A privileged corporation of merchants.

Sukonnaya sotnya (Cloth[iers'] Hundred) was a privileged corporation of merchants who were ranked third in importance and wealth below the gosti and members of the Gostinaya sotnya. Sukonnaya sotnya was formed in the late sixteenth century and based on previously extant corporations of clothiers in Moscow and elsewhere.

The legal status of Sukonnaya sotnya members was defined by a charter issued to them at the turn of the seventeenth century. Members were exempt from direct taxation. They were not subject to local authorities and received higher compensation when dishonored. However, Sukonnaya sotnya members were not allowed to purchase estates of patrimonial land or to travel abroad.

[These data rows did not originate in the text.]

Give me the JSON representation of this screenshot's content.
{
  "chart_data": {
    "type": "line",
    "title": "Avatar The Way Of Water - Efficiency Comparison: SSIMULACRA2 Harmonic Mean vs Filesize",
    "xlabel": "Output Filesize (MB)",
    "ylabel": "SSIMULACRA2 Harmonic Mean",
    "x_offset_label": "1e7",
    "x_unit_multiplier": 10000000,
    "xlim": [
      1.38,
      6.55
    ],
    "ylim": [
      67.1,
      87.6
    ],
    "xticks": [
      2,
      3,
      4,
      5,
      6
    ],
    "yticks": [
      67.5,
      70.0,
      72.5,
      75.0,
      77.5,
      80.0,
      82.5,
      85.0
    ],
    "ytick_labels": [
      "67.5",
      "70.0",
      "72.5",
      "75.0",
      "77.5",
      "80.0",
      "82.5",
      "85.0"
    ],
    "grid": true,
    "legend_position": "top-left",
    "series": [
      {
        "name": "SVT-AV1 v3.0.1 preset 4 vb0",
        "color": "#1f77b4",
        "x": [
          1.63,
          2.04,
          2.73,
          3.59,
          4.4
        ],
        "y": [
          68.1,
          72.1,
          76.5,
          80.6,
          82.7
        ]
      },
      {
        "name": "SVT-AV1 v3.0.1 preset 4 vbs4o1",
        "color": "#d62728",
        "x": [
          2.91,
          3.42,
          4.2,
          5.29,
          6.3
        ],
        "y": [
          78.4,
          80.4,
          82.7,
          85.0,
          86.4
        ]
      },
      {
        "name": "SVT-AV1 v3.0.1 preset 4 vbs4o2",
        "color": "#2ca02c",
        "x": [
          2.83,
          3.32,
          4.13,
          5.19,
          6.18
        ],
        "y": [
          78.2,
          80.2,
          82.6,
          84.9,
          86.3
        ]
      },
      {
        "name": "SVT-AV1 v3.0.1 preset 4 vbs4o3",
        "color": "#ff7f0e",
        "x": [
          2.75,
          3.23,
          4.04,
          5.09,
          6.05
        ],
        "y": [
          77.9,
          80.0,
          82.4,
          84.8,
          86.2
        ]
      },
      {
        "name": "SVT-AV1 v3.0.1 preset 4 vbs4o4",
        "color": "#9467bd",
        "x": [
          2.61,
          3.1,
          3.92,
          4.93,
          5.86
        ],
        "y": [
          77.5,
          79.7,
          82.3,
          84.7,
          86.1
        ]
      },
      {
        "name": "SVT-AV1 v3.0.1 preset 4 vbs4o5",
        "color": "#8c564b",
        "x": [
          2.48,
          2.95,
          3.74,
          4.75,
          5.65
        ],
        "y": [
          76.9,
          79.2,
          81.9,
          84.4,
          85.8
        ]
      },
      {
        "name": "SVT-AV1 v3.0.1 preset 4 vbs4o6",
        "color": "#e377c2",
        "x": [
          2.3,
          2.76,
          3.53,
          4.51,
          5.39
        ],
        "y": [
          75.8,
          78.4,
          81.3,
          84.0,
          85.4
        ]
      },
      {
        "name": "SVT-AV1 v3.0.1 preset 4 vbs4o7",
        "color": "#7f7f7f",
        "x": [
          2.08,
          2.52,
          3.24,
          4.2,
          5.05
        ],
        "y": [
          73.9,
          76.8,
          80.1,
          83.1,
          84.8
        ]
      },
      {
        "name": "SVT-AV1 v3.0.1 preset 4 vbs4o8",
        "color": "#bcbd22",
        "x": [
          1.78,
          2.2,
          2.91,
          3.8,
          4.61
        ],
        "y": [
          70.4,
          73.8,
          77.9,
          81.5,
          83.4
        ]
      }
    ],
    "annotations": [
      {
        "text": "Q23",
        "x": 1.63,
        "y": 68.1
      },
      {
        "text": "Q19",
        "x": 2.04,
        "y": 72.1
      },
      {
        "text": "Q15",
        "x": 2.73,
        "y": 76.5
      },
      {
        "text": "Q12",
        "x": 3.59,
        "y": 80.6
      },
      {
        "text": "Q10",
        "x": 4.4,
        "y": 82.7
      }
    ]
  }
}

Less prosperous than their counterparts in the other two corporations, Sukonnaya sotnya members tended to assist other government merchants and administer smaller enterprises. However, they were held responsible for shortfalls in revenue collection.

In the early seventeenth century, there were 250 members of the Sukonnaya sotnya This figure declined to 130 in 1630 and to 116 by 1649, despite the appointment of 156 members between 1635 and 1646. In spite of the government's demands, not all members of the Sukonnaya sotnya had houses in Moscow.

Sukonnaya sotnya steadily declined in importance in the second half of the seventeenth century. By 1678 there were only fifty-one houses belonging to Sukonnaya sotnya members in the capital. Apparently, the corporation was effectively disbanded in the 1680s, and many of its members joined the Gostinaya sotnya.

By the early eighteenth century, all members of the Sukonnaya sotnya were registered in guilds, in 1724 in Moscow and four years later in the rest of the country.